Optimizing your supply chain process using real-time streaming data
By Kilvin Mitchell, technical writer at Wallaroo Labs
A growing trend among manufacturers is using streaming data to mitigate bottlenecks experienced in supply chain management. Simply put streaming data is any data constantly generated, often by a large number of data sources, delivered concurrently. Examples of streaming data can include log files created from the use of web and/or mobile applications, activity through e-commerce, data pulled from social media, or data transmitted from connected devices.
IoT streaming-data insights are especially useful in a manufacturing setting as they can support equipment/labor monitoring, operations/labor improvement, materials management, and supply chain optimization.
This kind of data needs to be analyzed one-by-one and piece-by-piece across ever-changing time intervals, for a range of different analytics such as sampling, correlations and filtering. Data pulled from these types of analyses provides manufacturers with transparency into various facets of their supply chain. It also provides insight into customer activity, which enables them to respond more rapidly to emerging trends. It can allow manufacturers to track changes regarding customer reactions to their brands and/or products by, for instance, constantly analyzing social networks to adjust production schedules as opportunities present themselves.
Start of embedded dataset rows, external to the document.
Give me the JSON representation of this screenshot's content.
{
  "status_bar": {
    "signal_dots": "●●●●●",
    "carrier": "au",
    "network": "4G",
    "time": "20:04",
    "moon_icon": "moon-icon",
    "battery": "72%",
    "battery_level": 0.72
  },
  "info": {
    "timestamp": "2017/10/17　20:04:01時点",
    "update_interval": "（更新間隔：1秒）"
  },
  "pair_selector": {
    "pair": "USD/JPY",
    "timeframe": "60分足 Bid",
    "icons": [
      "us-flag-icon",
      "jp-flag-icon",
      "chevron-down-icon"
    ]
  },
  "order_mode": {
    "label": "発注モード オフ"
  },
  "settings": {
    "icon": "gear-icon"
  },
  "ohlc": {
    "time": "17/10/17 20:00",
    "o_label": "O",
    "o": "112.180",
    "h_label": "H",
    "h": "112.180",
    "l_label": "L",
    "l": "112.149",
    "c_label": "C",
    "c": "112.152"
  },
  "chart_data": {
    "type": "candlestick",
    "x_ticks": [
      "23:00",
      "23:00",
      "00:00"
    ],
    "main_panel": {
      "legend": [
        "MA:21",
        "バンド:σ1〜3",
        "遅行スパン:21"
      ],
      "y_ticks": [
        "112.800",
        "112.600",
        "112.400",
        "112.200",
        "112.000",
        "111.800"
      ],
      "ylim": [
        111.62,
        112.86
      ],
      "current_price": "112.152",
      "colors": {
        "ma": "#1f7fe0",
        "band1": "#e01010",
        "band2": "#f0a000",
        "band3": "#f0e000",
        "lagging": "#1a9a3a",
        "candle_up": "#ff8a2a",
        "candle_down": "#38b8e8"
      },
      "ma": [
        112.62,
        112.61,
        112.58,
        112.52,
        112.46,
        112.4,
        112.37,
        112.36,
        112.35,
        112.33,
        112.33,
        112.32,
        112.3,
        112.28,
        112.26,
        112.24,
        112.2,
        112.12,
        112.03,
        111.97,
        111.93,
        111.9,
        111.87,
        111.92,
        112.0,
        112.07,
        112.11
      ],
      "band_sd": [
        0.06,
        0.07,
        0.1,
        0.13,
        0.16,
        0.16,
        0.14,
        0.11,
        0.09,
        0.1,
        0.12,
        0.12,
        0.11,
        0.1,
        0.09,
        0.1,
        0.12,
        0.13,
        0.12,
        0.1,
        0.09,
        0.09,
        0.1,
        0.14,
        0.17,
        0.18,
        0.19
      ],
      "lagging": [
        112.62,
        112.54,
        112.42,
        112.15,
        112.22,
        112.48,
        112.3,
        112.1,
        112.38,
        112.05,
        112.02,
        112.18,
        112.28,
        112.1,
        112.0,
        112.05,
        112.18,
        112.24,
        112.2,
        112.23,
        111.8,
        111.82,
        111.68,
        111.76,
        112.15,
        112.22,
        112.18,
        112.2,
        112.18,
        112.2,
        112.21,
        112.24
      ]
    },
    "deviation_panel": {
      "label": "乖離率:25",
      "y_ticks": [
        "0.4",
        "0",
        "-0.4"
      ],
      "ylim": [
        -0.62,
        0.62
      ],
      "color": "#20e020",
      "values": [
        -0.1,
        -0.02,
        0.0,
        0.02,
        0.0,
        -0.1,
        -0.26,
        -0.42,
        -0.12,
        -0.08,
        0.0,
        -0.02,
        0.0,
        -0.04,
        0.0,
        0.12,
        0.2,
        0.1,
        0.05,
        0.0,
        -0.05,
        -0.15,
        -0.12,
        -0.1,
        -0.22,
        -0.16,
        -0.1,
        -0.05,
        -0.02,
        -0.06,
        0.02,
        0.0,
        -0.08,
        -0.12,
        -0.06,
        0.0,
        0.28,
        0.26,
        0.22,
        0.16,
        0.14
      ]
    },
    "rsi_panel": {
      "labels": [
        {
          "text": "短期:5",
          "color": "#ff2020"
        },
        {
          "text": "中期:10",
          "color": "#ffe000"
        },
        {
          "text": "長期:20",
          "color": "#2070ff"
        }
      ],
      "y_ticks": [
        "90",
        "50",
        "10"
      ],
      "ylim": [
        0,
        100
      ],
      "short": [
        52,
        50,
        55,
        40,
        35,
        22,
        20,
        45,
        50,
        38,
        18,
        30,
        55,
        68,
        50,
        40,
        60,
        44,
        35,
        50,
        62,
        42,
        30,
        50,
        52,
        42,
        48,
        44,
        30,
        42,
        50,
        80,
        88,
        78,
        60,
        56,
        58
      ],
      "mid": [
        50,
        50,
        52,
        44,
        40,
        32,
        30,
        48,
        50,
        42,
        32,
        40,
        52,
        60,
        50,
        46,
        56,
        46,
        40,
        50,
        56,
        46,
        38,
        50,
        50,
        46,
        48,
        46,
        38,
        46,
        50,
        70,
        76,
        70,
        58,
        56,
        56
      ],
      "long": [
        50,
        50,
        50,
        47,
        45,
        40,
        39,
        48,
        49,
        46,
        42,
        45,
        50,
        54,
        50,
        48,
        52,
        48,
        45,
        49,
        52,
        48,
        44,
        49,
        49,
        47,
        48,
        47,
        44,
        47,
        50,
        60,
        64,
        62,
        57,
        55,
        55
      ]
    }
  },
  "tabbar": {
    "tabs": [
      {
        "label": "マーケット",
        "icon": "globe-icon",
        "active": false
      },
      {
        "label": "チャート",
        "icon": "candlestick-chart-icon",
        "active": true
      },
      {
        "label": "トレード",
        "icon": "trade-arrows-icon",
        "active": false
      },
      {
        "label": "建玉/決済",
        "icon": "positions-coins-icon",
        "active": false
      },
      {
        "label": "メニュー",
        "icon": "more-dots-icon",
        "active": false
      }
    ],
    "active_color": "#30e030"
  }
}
It also allows for a quicker prioritization of budgets for high-runner products, while simultaneously eliminating production and warehousing costs for products no longer in demand.
Challenges using streaming data with machine learning models
Real-time data has unique traits that separate it from other types of data used in ML models. Typically when dealing with ML models the data is what’s called “batch data.” With batch data, all of the information is available from the beginning and is already saved. By contrast, streaming data is generated in consecutive style, which may also be temporary by definition. Therefore data streams will usually carry these traits:
● Your system does not control the order in which you receive the data
● The data streams are unrestricted in their size
● After a component from the data stream is analyzed, it may be abandoned
The unique traits of streaming data are also responsible for the obstacles it presents when ML models analyze data. The stability of batch data enables it to be searched completely and specific parts of the data can be retrieved at any time. However, with streaming data being temporary, it must be searched constantly by the ML algorithm, putting a bigger strain on the system being used. For example, with an average of 2 billion e-commerce transactions per year, the average data-stream-mining algorithm is compiling data from about 3,800 transactions per minute. Therefore, batch processing (while slower) tends to be used in supply chain management as it may not be feasible to deal with large volumes of data at these speeds without expanding computational infrastructure.
Also, given the unrestricted size of streaming data, the amount streamed along with the speed at which it is delivered can cause a major strain on the limits of the system being used. In particular, since this strain impacts the memory available in a given system, it may not be practical to save components of your streaming data because the amount of the data that comes through the stream is usually not predictable.
Another restriction is the processor’s power and the speed at which data components arrive. Data-stream-mining algorithms will often require a quick and minimal structure (computationally speaking).
Potential solutions for integrating streaming data into ML models
For manufacturers that don't employ teams of developers dedicated to mitigating the above issues, designing a supply chain process that can properly leverage an ML model is a near-impossible task. The amount of services needed to work in concert to harness the power of streaming data would mimic the responsibilities of an air-traffic controller, where it is all too easy for a delay to take place. Add to that the technology available today to utilize streaming data is only user-friendly for companies with a team of developers dedicated to this problem. For those without these resources, it is a constant issue that needs attention.
Manufacturers should consider ML-model-compute engines that are designed specifically for such real-time and high-volume computational tasks as data-stream mining. Utilizing an event-by-event runtime engine for streaming analysis is ideal for the constant flow of supply chain data. At the same time, the efficient and low-strain platform also allows for reduced computing costs, despite the size of your data stream, solving an issue that has plagued the last mile of the ML process. The platform design allows for seamless integration into an existing data ecosystem. Now with this tool, data scientists can develop, monitor, and optimize models for streaming data with relative ease.
Using one of the newer platforms on the market that provides a reduction in time-to-deployment with quicker inference, ML models enable faster analysis. They also use far less infrastructure than deployments using older platforms. The types of streaming-model deployments that would have required GPUs to provide the desired performance can now run successfully on more standard CPUs, which has resulted in significant savings for manufacturers.
Together, these enhancements make it much more practical for manufacturers to optimize their supply chain with streaming data.